Orthodox Archbishop Damianos of Sinai, abbot of the Monastery of St. Catherine, along with the directors of the three libraries which house fragments of the Codex, signed the document approving the million-euro reunification project.
Ulrich Johannes Schneider, of the library of the University of Leipzig, said Thursday that the online edition of that Bible will be "accessible to the whole world."
Borrowed
The monks of the Monastery of St. Catherine authorized the German theologian Constantin von Tischendorf to take 43 pages of the manuscript to Leipzig in 1844.
In 1859, Von Tischendorf returned to Sinai, discovered additional parts of the manuscript and again convinced the monks that it was best to take them to Leipzig and donate them to the czar of Russia, with whose support he had made the second trip.
Part of the manuscript ended up in the Soviet Union, which in 1933 sold some of those parchments to the British Museum in London, while the others were left in St. Petersburg.
The Greek Orthodox monks thought they had lost the manuscript, but in 1975 they discovered a dozen of its pages in a neglected room, buried after a demolition.
The monks keep framed a note left by Tischendorf promising to return the manuscript.
The digitally reproduced version of the manuscript will include the whole of the Old Testament and half of the new, written in ancient Greek.
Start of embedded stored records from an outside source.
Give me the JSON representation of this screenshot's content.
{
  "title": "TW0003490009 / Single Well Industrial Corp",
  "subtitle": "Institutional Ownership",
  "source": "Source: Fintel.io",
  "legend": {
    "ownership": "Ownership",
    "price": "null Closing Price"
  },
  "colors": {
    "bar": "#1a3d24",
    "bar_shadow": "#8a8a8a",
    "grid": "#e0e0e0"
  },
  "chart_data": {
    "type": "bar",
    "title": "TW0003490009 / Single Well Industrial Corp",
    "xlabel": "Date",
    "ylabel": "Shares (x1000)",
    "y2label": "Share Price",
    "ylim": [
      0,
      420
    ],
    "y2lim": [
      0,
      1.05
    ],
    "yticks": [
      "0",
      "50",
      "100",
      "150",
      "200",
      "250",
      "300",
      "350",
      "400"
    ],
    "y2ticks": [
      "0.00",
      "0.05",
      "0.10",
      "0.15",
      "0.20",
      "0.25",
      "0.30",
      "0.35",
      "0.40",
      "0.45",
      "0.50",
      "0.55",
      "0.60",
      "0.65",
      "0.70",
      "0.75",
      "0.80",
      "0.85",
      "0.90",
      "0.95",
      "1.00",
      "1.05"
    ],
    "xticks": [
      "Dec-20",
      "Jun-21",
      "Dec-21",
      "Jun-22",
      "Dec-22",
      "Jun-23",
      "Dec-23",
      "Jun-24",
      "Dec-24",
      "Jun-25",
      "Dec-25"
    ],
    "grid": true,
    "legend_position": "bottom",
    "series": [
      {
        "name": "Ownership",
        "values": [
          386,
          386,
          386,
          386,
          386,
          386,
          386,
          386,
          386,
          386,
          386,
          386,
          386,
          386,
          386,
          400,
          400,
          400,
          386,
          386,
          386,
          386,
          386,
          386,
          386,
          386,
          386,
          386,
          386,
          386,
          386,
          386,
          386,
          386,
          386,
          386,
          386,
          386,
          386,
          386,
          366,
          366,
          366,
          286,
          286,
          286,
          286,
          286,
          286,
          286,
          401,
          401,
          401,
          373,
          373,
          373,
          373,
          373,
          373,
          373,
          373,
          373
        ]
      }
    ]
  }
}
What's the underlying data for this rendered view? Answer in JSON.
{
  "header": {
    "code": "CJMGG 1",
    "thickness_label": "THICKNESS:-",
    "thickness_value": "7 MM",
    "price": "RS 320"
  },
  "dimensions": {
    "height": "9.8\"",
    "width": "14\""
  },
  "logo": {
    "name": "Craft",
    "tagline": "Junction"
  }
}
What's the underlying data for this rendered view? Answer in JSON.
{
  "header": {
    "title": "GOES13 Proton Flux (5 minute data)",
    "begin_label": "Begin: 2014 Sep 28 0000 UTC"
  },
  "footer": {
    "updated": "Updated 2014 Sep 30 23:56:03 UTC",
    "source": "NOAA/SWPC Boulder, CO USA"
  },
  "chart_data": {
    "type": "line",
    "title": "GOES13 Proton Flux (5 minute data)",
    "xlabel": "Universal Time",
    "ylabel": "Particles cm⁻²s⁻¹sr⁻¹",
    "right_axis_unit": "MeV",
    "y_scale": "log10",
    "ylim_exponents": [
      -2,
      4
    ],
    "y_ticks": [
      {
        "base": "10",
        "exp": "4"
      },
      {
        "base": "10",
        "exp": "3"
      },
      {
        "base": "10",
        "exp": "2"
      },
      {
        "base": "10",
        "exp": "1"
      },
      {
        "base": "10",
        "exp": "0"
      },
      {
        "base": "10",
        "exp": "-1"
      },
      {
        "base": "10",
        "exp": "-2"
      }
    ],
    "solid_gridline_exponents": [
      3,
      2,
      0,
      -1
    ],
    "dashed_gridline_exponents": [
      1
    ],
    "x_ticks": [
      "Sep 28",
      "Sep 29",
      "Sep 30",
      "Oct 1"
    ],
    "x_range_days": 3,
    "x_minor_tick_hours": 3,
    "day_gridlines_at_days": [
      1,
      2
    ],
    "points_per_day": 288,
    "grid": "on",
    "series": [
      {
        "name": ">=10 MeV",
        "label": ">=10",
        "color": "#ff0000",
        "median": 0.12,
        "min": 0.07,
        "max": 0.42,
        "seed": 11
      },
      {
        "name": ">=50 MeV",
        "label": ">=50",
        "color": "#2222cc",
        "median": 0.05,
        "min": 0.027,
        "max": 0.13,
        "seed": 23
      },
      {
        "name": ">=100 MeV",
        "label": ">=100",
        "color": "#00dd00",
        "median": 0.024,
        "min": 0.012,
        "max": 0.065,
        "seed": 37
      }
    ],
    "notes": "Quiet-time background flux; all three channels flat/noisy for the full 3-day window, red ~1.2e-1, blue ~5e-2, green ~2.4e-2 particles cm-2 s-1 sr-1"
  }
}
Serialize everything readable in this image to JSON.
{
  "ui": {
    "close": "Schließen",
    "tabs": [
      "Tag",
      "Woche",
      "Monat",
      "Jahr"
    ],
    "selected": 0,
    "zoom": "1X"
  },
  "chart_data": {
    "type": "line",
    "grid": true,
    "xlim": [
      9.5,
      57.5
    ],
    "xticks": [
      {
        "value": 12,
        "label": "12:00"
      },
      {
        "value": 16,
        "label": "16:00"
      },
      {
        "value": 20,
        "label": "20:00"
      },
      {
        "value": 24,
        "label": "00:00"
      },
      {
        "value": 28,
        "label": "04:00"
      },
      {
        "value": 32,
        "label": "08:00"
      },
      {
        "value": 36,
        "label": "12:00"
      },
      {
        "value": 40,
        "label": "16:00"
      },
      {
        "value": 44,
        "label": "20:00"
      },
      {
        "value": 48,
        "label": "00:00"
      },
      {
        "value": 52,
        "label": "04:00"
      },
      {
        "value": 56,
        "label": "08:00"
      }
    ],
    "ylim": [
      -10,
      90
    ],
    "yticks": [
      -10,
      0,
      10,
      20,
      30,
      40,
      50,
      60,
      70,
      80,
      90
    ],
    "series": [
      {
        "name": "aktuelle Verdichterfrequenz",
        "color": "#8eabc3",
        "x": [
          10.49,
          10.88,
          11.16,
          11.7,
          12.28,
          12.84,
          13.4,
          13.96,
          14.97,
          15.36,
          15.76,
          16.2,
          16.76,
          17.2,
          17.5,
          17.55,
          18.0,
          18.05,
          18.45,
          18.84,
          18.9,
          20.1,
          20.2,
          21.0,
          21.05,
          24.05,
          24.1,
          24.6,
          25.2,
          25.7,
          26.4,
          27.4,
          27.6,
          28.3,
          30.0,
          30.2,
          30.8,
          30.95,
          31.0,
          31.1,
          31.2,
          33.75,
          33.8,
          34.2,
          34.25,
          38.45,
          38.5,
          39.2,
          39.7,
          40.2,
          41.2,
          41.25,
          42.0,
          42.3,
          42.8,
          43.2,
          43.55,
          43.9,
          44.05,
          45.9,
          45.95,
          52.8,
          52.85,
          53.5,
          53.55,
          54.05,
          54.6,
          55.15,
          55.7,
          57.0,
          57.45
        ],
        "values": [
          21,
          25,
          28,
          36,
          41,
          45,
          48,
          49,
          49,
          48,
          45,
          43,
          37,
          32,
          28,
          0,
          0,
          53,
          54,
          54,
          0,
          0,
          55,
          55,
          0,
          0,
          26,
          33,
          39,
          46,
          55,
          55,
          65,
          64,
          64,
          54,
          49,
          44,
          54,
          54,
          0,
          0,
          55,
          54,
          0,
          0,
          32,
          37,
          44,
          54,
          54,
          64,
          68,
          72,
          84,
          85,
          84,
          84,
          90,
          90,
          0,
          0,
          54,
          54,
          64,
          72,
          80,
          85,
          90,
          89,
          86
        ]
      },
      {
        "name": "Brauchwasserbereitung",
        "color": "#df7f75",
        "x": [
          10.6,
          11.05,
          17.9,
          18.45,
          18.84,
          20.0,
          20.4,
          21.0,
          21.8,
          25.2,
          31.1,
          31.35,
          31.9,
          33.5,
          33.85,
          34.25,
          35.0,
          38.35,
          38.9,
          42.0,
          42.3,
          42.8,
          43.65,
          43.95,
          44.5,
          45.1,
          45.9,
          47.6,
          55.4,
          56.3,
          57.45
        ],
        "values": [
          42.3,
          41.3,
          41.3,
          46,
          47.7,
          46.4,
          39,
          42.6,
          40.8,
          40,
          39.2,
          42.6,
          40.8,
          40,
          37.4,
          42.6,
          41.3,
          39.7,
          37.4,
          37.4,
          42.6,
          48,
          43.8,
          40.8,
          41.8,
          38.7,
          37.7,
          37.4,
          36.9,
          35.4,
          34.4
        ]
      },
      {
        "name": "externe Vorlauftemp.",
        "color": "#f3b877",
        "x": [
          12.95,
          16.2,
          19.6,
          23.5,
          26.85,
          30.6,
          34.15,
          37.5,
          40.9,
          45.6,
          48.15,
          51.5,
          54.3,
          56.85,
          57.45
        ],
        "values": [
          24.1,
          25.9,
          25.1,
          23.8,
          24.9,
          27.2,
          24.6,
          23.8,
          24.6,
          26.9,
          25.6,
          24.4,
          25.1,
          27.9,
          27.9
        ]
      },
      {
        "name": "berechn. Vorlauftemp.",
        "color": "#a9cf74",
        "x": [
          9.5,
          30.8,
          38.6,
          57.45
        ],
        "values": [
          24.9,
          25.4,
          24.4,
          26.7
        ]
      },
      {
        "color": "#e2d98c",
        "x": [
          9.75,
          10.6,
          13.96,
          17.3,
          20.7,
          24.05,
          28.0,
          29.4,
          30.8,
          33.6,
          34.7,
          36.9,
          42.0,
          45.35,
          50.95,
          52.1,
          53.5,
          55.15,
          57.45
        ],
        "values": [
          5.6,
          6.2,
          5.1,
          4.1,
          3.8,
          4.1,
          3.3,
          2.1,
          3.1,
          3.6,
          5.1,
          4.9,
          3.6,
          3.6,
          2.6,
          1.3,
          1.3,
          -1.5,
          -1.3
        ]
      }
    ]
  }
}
They are entitled to be annoyed that he did not return the manuscript. It was stolen from them.
I know how my library charges the heck outta me with late fees...perhaps the same tactic is in order!
FYI, the ancient Codex contains Epistles of St. Barnabas which have since then beed dropped form the Christian Canon.
Me too. I have paid some eye-watering amounts. Why me and not them?
It would be especially good for the British Library to have to pay late fees for the return of a manuscript. That'd teach 'em.
...and let the IRS collect the fee...
If the fees will not put the Fear of God in them, those band of demonically inspired bookkeepers will!
(My appologies to anyone that reads this who is one of those demonically inspired bookkeepers. I know its a good job. Do not audit me PLEASE! Lol!)